I wrote on Osundare's poetry for my PhD, and I realized that JP Clark rubbed on Osundare a great deal. In fact, Osundare considered him, and I agree with him, the most lyrical poet in Nigeria. I also believe that his work on oral literature, Ozidi, for instance, is also unparalleled and incomparable, but coming to the area of poetry, Prof. Femi Osofisan reviewed all his artistic oeuvre and came up with an argument that there seems to be all kinds of ambivalence, ambiguity, silences and contradictions, and what have you.

'In that interview, I only considered some of his plays as tending towards what I call classicization, that is, trying to sound very classicist. When you poetize for the sake of it, the stage will become a little stylized and people might consider you as hankering after the Greek model unnecessarily without sufficiently domesticating it within the intellectual ambience of the Ijaw-Nigeria environment.

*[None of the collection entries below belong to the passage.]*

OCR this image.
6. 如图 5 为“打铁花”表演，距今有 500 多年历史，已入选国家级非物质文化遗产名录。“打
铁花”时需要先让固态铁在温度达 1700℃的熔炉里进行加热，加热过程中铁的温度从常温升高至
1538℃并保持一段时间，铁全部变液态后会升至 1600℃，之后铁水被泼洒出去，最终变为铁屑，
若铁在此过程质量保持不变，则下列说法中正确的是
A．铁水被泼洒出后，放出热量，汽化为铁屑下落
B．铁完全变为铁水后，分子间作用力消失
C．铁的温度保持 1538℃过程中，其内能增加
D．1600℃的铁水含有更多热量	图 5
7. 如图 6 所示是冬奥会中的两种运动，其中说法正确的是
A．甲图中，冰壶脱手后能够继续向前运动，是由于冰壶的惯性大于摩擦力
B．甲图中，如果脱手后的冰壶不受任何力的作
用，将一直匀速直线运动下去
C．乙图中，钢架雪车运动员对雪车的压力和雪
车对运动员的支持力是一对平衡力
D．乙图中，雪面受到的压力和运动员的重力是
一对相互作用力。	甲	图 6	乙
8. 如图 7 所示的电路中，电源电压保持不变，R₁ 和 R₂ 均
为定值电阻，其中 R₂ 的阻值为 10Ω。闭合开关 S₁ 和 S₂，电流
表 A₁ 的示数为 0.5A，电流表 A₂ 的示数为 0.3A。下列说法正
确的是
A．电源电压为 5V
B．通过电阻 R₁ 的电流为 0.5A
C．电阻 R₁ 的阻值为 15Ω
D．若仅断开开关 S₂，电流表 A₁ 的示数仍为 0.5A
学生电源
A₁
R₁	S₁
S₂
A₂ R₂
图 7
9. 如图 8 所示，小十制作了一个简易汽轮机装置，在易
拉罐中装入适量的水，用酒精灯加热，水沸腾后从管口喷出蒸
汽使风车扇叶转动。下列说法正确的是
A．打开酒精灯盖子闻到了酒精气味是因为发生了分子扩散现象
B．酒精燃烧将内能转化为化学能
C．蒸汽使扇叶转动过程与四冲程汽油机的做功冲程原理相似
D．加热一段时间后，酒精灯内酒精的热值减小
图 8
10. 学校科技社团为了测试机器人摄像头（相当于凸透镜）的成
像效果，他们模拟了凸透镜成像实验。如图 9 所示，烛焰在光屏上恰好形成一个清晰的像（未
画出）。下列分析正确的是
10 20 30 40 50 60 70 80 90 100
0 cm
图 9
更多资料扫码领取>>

'I wasn't dismissing his drama, but comparing him to Soyinka and Rotimi, I believe that Soyinka and Rotimi have had greater influence on my intellectual and creative formation than he. So, I wasn't writing him off completely," he clarifies urgently.
Elechi Amadi wants us to believe that ethnic factor determines the extent of critical attention a writer gets in Nigeria. Anyokwu is not in tandem with his logic, 'There is no truth in that. As far as I am concerned, university scholars like to write papers on established authors to gain academic promotion and preferment. It is only natural. So, if Chinua Achebe happens to be an Igbo man and people are writing their papers on him, it is purely an accident of history. If Chris Anyokwu writes a number of works which people consider good enough to merit extensive, intensive and sustained scholarly attention, it has nothing to do with ethnicity or provincialism at all.

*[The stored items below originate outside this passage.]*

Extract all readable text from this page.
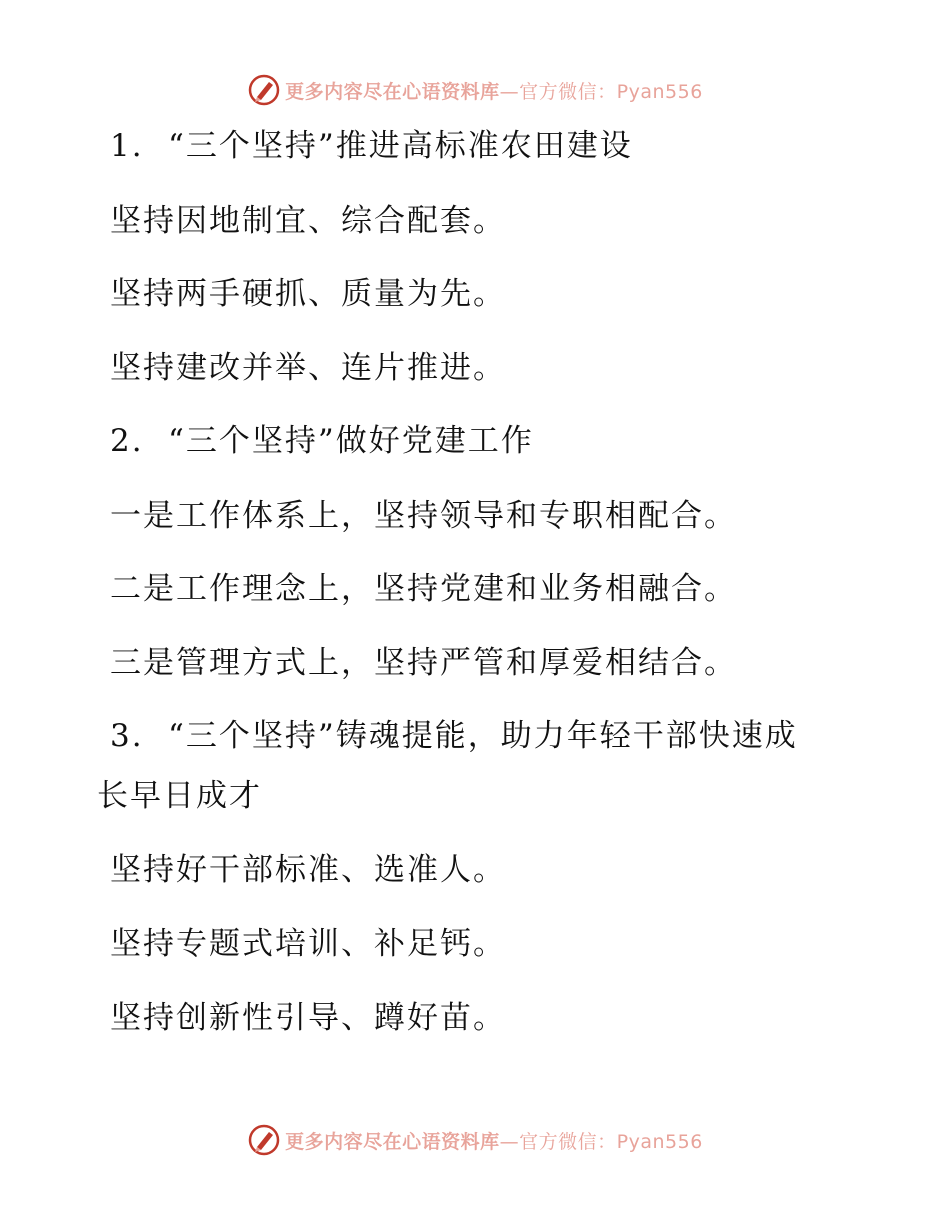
更多内容尽在心语资料库—官方微信：Pyan556
1. “三个坚持”推进高标准农田建设
坚持因地制宜、综合配套。
坚持两手硬抓、质量为先。
坚持建改并举、连片推进。
2. “三个坚持”做好党建工作
一是工作体系上，坚持领导和专职相配合。
二是工作理念上，坚持党建和业务相融合。
三是管理方式上，坚持严管和厚爱相结合。
3. “三个坚持”铸魂提能，助力年轻干部快速成
长早日成才
坚持好干部标准、选准人。
坚持专题式培训、补足钙。
坚持创新性引导、蹲好苗。
更多内容尽在心语资料库—官方微信：Pyan556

'I don't believe in what he says. That is just trying to be mischievous for the sake of it. Amadi's works are good, and if they are not getting the same attention as Soyinka and Achebe, he should bid his time; he will get his dues in due course."
War cannot be considered a novel theme in literature, but it cannot be said to be overflogged, as far as Anyokwu is concerned, for it forms the basis of one of his plays, A Parade of Madmen. 'How can it be said to be overflogged when war is what engages the attention of the international community, especially with regard to Africa? I feel that so long as man is fighting his fellow man, we should continue to interrogate this menace until we are able to wrestle it to the ground, maybe resolve it and have a better world."

Responding to what fascinates him about the campus setting, which recurs in most of his works, he says, 'I guess that a writer should write about what he knows best. It tasks less on the imagination when you write from experience." He has lived in the university environment for close to twenty years. 'I know that if you consider the dialectics between the gown and town, in a normal society, the gown is supposed to tell the town what direction it is supposed to take. We believe that the gown should continue to provide leadership, moral direction and ultimately shape the collective destiny of the nation. So, if we get it right in the gown, the town can sleep with its eyes closed."

Fifty years after Achebe's Things Fall Apart, can we say we have told the African story well? 'I guess the African tale is a continuum," he remarks. 'People have been telling the African story the best way they know how. Don't forget that the African story is like the proverbial great mask dancing. So, we have to look at the form from different perspectives. In telling the story, we might cancel out one another; we might blur one another's perspectives, points of views, etcetera. It is the more the merrier. But the important thing is that I believe the African story is being told. The emphasis is the process. Achebe, Soyinka, Chimamanda, Ezeigbo, Anyokwu and others are telling the African story," his voive trails of with a whiff of confidence.